Caldwell Vineyard’s latest proposal would increase annual visitation from 2,340 guests to 13,580 guests, counting both tastings and marketing events. That compares to a previous proposal of 22,880 guests.
The winery located at 270 Kreuzer Lane also asked to increase annual wine production from 25,000 gallons to 35,000 gallons. Planning Commissioners voiced no objections to that request.
Winery owner John Caldwell told commissioners how he bought the land on Kreuzer Lane in 1974 and in 1981 starting planting a vineyard there. Farming became an obsession.
“It’s been a love now for 44 years,” Caldwell said. “Part of this love is it’s got to be sustainable economically.”
The business has grown to include tastings and a wine club. The wine club is what keeps the operation growing at about 5 percent a year, he said.
Caldwell Vineyard has about 60 acres of vineyard. It sells 44 percent of its grapes and wants in time to use all the grapes at the winery, he said.
“I’m asking with the application to allow us to sustain our business based on the size of our vineyard,” Caldwell said.
Neighbors have formed the Kreuzer Lane Protection Committee. Several members said they don’t feel that Caldwell Vineyard has worked with them to find solutions to their concerns about such things as winery-generated traffic on their narrow country road.
“The changes in the winery’s latest proposals are minimal, in our neighborhood opinion,” said Joseph Sabella, who has lived on Kreuzer Lane for 28 years.
Attorney Denis Shanagher, who represents the Kreuzer Lane neighbors, wasn’t impressed by the lower visitation proposals, writing that the winery originally sought “an absurd 14 times” the present visitation.
Neighbor Peter Menzel said Caldwell Vineyard has a “marketing, entertainment and nightclub business model.” The proposed 500-percent visitation increase is out of line for the agricultural watershed and a wildfire-prone area, he said.
Adams said the winery has worked with the county to improve intersection safety at Fourth Avenue and Kreuzer Lane in response to neighborhood concerns. The winery has a community liaison to work with neighbors and will hold an annual neighborhood meeting, he said.
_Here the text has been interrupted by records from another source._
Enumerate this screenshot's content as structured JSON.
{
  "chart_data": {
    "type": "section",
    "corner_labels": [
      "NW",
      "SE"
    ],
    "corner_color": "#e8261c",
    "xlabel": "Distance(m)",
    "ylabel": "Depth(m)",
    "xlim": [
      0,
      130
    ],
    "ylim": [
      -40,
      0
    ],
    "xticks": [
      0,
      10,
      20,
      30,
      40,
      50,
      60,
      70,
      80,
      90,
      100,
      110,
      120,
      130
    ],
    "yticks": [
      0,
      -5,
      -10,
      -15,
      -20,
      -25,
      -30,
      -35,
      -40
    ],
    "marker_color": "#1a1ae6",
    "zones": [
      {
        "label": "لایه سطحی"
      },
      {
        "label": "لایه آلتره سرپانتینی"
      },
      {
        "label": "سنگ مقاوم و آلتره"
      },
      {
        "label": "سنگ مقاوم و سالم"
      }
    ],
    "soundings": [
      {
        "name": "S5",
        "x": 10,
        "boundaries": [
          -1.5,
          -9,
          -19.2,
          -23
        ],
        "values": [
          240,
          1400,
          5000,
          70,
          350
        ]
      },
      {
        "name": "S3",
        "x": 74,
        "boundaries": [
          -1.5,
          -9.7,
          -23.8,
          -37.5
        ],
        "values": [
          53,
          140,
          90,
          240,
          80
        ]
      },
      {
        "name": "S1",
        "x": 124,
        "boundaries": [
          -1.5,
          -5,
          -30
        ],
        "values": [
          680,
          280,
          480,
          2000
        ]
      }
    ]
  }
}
The Caldwell request complies with county rules, he said.
“Agriculture, despite what a lot of people think, includes wineries and it includes marketing,” Adams said. “It’s in the definition of agriculture in the general plan and the code. I know that some people don’t want to hear that.”
Neither the neighborhood group nor the Planning Commission reached consensus and suggested what the number of visitors should be, he said.
Adams suggested during the meeting that the winery have seasonal variations in daily visitation, which would lower the overall visitation growth request. Commissioners weren’t ready to accept the offer on the spot without staff analysis.
“I’m not interested in horse-trading numbers here at the hearing,” Commission Dave Whitmer said.